Michael Lopp, a writer I respect, argues that this personnel decision might mark the end of Apple’s golden era. Forstall has often been called Steve Jobs’s protégé, someone who had a very Jobs-like approach to his work. Like Jobs, he has accumulated strong supporters and detractors among his former colleagues. Lopp suggests that although Forstall’s management style may have created internal strife, that strife led to innovation and change.
Lopp could be right. Eventually the first will be last—Apple’s failure is as inevitable as our deaths and the expansion of the sun into a red giant. And perhaps Forstall’s departure will hasten Apple’s end.
But isn’t it just as possible that Apple’s shake-up is exactly what the company needs right now? Lopp may be correct in saying that the new Apple might foster executives who are less likely to fight for what’s right; but then again, maybe the new structure will make it easier to slaughter some sacred cows.

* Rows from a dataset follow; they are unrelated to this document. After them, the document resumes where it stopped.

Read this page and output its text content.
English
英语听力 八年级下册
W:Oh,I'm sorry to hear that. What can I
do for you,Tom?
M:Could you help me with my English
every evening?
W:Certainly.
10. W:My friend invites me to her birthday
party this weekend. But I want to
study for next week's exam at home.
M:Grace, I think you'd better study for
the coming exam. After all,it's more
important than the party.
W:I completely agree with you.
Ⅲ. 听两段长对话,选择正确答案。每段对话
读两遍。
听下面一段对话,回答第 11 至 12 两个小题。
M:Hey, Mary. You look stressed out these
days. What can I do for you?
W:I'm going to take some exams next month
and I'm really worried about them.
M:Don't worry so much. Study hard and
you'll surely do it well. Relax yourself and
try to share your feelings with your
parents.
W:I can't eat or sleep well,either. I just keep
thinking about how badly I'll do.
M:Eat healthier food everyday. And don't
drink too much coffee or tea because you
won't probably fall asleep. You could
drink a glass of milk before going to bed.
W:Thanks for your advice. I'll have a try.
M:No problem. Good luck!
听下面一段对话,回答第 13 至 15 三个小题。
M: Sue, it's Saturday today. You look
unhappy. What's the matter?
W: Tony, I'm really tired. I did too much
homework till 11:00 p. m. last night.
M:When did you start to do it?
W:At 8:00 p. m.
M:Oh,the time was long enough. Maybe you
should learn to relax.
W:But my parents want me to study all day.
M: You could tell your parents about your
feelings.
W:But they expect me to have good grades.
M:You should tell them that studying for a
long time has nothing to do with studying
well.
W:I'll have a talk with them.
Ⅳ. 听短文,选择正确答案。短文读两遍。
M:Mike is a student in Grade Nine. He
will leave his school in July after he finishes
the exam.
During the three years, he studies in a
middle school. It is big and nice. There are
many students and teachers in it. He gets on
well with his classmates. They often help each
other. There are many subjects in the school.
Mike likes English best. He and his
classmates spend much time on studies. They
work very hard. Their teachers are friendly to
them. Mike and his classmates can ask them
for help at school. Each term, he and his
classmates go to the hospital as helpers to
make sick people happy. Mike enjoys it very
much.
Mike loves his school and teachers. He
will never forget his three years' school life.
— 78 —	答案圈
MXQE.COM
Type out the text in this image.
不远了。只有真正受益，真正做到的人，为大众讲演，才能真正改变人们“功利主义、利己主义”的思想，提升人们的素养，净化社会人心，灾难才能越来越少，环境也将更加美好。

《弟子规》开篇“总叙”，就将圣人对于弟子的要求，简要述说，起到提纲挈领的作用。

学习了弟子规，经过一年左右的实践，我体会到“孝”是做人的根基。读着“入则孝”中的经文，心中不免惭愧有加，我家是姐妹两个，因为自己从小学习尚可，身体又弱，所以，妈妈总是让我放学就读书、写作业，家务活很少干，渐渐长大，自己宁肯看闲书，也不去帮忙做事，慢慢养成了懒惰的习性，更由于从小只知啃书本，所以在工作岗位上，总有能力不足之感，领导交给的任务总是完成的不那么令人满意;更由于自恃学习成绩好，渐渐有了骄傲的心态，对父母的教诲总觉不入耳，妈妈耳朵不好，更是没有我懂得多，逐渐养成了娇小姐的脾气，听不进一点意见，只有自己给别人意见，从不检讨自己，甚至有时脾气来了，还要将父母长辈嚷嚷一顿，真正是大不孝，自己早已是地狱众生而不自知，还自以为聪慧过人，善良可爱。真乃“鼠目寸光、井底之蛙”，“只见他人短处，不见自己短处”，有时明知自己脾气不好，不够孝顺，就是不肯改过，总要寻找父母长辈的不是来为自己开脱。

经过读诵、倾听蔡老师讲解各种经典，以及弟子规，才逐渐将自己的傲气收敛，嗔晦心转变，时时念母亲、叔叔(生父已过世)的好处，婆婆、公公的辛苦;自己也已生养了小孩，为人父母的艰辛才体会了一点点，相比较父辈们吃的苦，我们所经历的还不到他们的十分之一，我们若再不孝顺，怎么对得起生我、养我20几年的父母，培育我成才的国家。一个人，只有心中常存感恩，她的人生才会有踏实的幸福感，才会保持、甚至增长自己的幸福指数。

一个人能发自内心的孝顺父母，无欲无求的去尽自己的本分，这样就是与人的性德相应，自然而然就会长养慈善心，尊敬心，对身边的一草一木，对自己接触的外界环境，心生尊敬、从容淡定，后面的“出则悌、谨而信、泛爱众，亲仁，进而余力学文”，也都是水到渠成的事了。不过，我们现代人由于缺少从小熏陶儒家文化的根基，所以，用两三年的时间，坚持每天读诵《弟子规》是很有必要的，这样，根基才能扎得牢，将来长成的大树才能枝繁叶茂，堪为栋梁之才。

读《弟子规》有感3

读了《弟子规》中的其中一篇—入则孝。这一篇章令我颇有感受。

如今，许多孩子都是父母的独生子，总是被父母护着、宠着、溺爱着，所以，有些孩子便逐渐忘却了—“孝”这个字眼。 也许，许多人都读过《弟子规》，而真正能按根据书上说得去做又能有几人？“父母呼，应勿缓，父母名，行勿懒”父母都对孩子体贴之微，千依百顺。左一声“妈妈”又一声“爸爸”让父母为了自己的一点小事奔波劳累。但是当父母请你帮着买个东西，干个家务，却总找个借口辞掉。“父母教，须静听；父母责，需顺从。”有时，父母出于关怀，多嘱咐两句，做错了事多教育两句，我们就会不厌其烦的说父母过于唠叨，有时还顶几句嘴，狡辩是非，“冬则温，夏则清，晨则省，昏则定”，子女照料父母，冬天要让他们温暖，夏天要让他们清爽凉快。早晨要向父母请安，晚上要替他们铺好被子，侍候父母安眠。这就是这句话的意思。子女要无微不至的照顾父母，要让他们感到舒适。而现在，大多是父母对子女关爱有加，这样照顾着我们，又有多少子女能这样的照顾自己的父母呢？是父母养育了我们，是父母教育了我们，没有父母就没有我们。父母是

In fact, when I heard word of Forstall’s departure, the first thing I thought of was something Steve Jobs himself said:
Death is very likely the single best invention of life. It is life’s change agent. It clears out the old to make way for the new. Right now the new is you, but someday not too long from now, you will gradually become the old and be cleared away. Sorry to be so dramatic, but it is quite true.
Life is change. You can’t avoid it, no matter how hard you try. The best way to cope with change is to welcome it and to keep moving forward.
Apple’s great success during the past decade makes the company awfully hard to criticize, whether you’re on the inside or the outside. And much of that success has come from Apple’s decision to embrace change rather than run from it. So perhaps the removal of Scott Forstall will lead to an exciting era of change for iOS.
Then again, maybe we don’t have much to worry about on that score. Even as Apple sits at the top of the tech industry, Tim Cook has taken the guy who was responsible for his company’s most important software asset and shown him the door. You have to give Cook credit: He’s not afraid to mess with success.
In the end, I’m not afraid of Apple changing. On the contrary, I’m concerned about it becoming complacent. But given the company’s moves during 2012, it’s hard to accuse Apple’s CEO of resting on his laurels.